Dalam tubuh NU, perbedaan pandangan adalah hal yang wajar, termasuk dengan cara PBNU “menertibkan” usia dalam IPNU. Tak sedikit juga yang tidak sependapat dengan keputusan itu, termasuk Jawa Tengah dan luar Jawa menganggap ada sisi “politis” yang sekiranya “menyelinap” pada kongres IPNU kali ini. Kalau toh PBNU ingin menertibkan batasan usia dalam Banom-banomnya serta untuk memperbaiki kaderisasi, kenapa usia ketua umum fatayat juga tidak di tertibkan sekalian? Untuk fatayat batasan dalam AD/ART adalah 40 tahun, namun nyatanya usianya lebih dari itu.

Dan yang menarik lagi dari Kongres IPNU ke XVIII di Boyolali ini adalah disyahkannya kepengurusan PKPT (Pimpinan Komisariat Perguruan Tinggi) baik IPNU maupun IPPNU di bawah naungan langsung Pimpinan Cabang. Dalam hal ini seolah-olah hemat penulis kehadiran IPNU di perguruan tinggi mungkin agak sedikit “berbenturan” dengan keberadaan PMII yang dalam Muktamar Jombang kembali masuk dalam jajaran Badan Otonom.
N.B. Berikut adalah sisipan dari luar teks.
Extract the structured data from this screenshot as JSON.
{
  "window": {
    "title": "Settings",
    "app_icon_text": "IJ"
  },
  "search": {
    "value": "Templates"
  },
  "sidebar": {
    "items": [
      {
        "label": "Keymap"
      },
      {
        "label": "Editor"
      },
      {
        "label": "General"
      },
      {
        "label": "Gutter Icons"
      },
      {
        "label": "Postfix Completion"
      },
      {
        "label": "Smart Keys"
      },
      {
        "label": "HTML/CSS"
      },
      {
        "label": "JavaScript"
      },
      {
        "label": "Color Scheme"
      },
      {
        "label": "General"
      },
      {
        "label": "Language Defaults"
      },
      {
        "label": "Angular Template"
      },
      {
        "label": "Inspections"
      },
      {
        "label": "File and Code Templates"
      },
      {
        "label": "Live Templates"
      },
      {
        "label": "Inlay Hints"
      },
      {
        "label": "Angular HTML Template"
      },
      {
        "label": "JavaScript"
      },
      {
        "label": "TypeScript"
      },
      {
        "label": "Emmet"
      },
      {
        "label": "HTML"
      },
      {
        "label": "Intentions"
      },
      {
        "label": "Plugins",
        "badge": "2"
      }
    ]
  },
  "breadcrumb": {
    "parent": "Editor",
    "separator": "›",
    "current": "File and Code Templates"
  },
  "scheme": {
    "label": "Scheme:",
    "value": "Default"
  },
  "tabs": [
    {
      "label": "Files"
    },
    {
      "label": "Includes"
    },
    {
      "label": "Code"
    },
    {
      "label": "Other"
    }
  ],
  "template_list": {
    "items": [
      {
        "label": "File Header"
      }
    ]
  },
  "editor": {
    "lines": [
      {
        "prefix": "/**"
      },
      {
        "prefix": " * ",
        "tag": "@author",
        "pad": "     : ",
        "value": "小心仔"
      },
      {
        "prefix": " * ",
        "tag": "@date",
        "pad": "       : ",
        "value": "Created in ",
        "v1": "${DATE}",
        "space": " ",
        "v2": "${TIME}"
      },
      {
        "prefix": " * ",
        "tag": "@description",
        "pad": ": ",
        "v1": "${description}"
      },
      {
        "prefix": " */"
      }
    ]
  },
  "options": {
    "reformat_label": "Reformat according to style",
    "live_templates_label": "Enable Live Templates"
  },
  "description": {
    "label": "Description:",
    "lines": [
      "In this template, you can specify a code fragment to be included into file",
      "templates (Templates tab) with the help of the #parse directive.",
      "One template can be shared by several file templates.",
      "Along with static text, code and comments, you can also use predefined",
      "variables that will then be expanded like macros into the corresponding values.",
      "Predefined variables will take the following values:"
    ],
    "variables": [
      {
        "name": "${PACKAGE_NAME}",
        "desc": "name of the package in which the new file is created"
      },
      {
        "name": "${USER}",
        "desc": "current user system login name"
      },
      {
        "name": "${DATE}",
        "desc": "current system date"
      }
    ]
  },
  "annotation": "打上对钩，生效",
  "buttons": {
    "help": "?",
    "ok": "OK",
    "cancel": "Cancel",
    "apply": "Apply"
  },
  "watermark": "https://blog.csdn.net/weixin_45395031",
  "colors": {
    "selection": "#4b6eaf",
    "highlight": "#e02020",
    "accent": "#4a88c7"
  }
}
Perlu ada kejelasan soal itu, sehingga tidak menimbulkan “rebutan” kader.

Kongres IPNU Boyolali ini adalah Kongres kali Pertama bagi penulis ikut terlibat dalam suasana kongres yang serba kebersamaan, kekeluargaan, ketegangan dan penuh semangat untuk menjadikan IPNU sebagai sarana berkhidmah kepada NU di tingkat pelajar, walaupun dalam kategori bukan peserta murni melainkan seorang “Romli” (Rombongan Lillahita’ala), semata-mata ini karena hanya cinta terhadap Nahdlatul Ulama.

*Santri Madrasah Muallimin Hasyim Asy’ari Tebuireng Jombang Kelas VI serta aktif di Komunitas Penulis Muda Tebuireng, Sanggar Kepoedang.